Exercise reduces musculoskeletal pain—but not because people get stronger
Exercise is widely accepted as a cornerstone of treatment for most musculoskeletal pain conditions. It is the first-line recommendation for problems such as tendinopathy, rotator cuff–related shoulder pain, low back pain, and osteoarthritis. The dominant explanation given to patients and clinicians alike is simple and intuitive: exercise works because strength increases, and pain decreases as a result. However, growing evidence suggests this explanation is largely unsupported. An article in British Journal of Sports Medicine presents alternative mechanisms based in current scientific evidence.
Across a wide range of MSK conditions, exercise consistently improves pain and function—but strength gains rarely explain why. Systematic reviews and mediation studies show no meaningful causal link between changes in muscle strength or tissue structure and improvements in pain or disability. This has been demonstrated in Achilles and patellar tendinopathy, rotator cuff–related shoulder pain, patellofemoral pain, and knee osteoarthritis. In knee OA, for example, improvements in knee extension strength explain only about 2% of the total benefit of exercise. The pattern is clear: exercise helps, but not primarily because muscles get stronger.
This mismatch between outcomes and assumed mechanisms matters. From a scientific perspective, causal explanations require more than correlation. Without identifying valid mechanisms, claims about why exercise works remain weak and unstable. Clinically, mechanistic narratives shape how therapists explain pain and how patients understand their bodies. Overemphasising strength risks reinforcing unhelpful beliefs—such as the idea that pain reflects weakness, damage, or fragility—and may demoralise patients who do not see measurable strength gains despite meaningful improvements in pain or function.
Mechanistic understanding also matters for research quality. Trials that report only whether exercise works, without examining how it works, miss opportunities to refine treatment design. Understanding mechanisms allows interventions to become more targeted, efficient, and adaptable to individual patients.
So what does the evidence suggest instead? Emerging research points to multidimensional bio-psycho-social mechanisms that better explain exercise-related pain relief. Improvements in pain self-efficacy, reductions in catastrophising, and changes in pain-related beliefs have been shown to mediate improvements in conditions such as osteoarthritis and low back pain. Reduced kinesiophobia (fear of movement) explains benefits in shoulder pain and back pain. In knee osteoarthritis, reductions in inflammatory biomarkers have also mediated pain improvement following exercise and lifestyle interventions. Trust, motivation, confidence, and the therapeutic relationship further shape outcomes by influencing engagement, adherence, and meaning.
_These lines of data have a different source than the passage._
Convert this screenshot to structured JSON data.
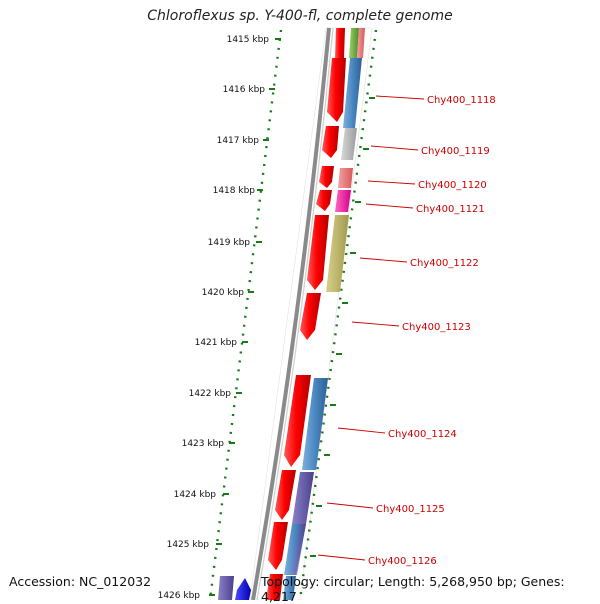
{
  "title": "Chloroflexus sp. Y-400-fl, complete genome",
  "footer": {
    "accession": "Accession: NC_012032",
    "topology": "Topology: circular; Length: 5,268,950 bp; Genes: 4,217"
  },
  "ruler_labels": [
    "1415 kbp",
    "1416 kbp",
    "1417 kbp",
    "1418 kbp",
    "1419 kbp",
    "1420 kbp",
    "1421 kbp",
    "1422 kbp",
    "1423 kbp",
    "1424 kbp",
    "1425 kbp",
    "1426 kbp"
  ],
  "genes": [
    {
      "label": "Chy400_1118"
    },
    {
      "label": "Chy400_1119"
    },
    {
      "label": "Chy400_1120"
    },
    {
      "label": "Chy400_1121"
    },
    {
      "label": "Chy400_1122"
    },
    {
      "label": "Chy400_1123"
    },
    {
      "label": "Chy400_1124"
    },
    {
      "label": "Chy400_1125"
    },
    {
      "label": "Chy400_1126"
    }
  ],
  "colors": {
    "cds_forward": "#ff0000",
    "backbone": "#888888",
    "ruler_dots": "#1a7a1a",
    "label": "#cc0000"
  }
}
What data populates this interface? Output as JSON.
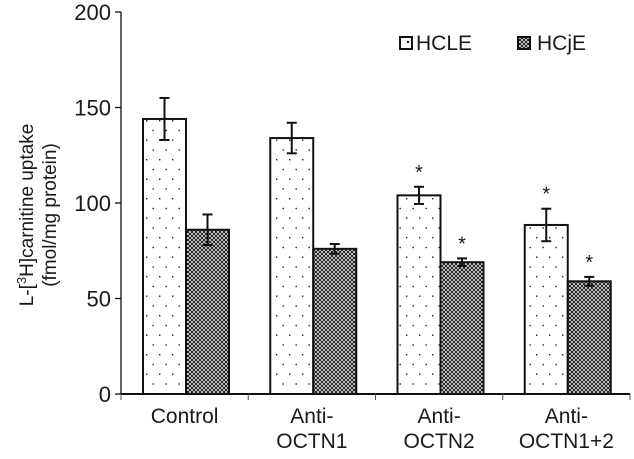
{
  "chart_data": {
    "type": "bar",
    "title": "",
    "xlabel": "",
    "ylabel_line1_prefix": "L-[",
    "ylabel_line1_sup": "3",
    "ylabel_line1_suffix": "H]carnitine uptake",
    "ylabel_line2": "(fmol/mg protein)",
    "ylim": [
      0,
      200
    ],
    "yticks": [
      0,
      50,
      100,
      150,
      200
    ],
    "grid": false,
    "legend_position": "top-right",
    "categories": [
      [
        "Control"
      ],
      [
        "Anti-",
        "OCTN1"
      ],
      [
        "Anti-",
        "OCTN2"
      ],
      [
        "Anti-",
        "OCTN1+2"
      ]
    ],
    "series": [
      {
        "name": "HCLE",
        "pattern": "dots",
        "values": [
          144,
          134,
          104,
          88.5
        ],
        "errors": [
          11,
          8,
          4.5,
          8.5
        ],
        "significant": [
          false,
          false,
          true,
          true
        ]
      },
      {
        "name": "HCjE",
        "pattern": "crosshatch",
        "values": [
          86,
          76,
          69,
          59
        ],
        "errors": [
          8,
          2.5,
          2,
          2.3
        ],
        "significant": [
          false,
          false,
          true,
          true
        ]
      }
    ],
    "significance_marker": "*",
    "colors": {
      "ink": "#111111",
      "background": "#ffffff"
    }
  }
}
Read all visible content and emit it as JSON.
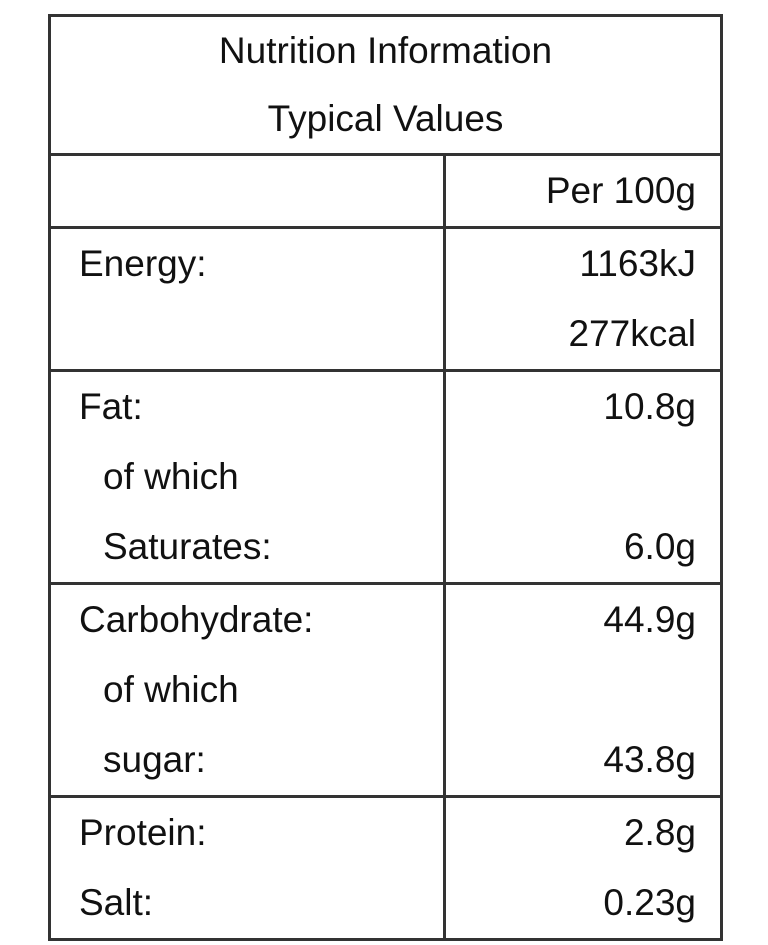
{
  "title": [
    "Nutrition Information",
    "Typical Values"
  ],
  "header": {
    "column": "Per 100g"
  },
  "groups": [
    {
      "lines": [
        {
          "label": "Energy:",
          "value": "1163kJ"
        },
        {
          "value": "277kcal"
        }
      ]
    },
    {
      "lines": [
        {
          "label": "Fat:",
          "value": "10.8g",
          "sub": [
            {
              "label": "of which"
            },
            {
              "label": "Saturates:",
              "value": "6.0g"
            }
          ]
        }
      ]
    },
    {
      "lines": [
        {
          "label": "Carbohydrate:",
          "value": "44.9g",
          "sub": [
            {
              "label": "of which"
            },
            {
              "label": "sugar:",
              "value": "43.8g"
            }
          ]
        }
      ]
    },
    {
      "lines": [
        {
          "label": "Protein:",
          "value": "2.8g"
        },
        {
          "label": "Salt:",
          "value": "0.23g"
        }
      ]
    }
  ]
}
Together, these findings suggest that exercise supports recovery by changing how people move, think, feel, and relate to pain, rather than by simply increasing force production. Exercise may recalibrate threat perception, improve confidence in movement, dampen systemic inflammation, and enhance a person’s sense of agency and capability. These effects can occur even when strength changes are small or absent.
For clinical practice, the implication is not to abandon strength training—but to update the story. Strength remains important for general health, functional independence, fall prevention, and long-term resilience. However, it should not be presented as the primary reason pain improves. A more accurate and empowering message is that exercise helps people adapt—physically, psychologically, and socially—in ways that reduce pain and restore function.
For researchers, the message is equally clear: future trials should test mechanisms, not just outcomes. Prospective mediation analyses that include psychological, inflammatory, and contextual factors are essential.
In short, exercise remains one of our most powerful tools in MSK care—but its benefits extend well beyond strength. Recognising this allows therapists to communicate more honestly, individualise treatment more effectively, and better reflect the true complexity of recovery from pain.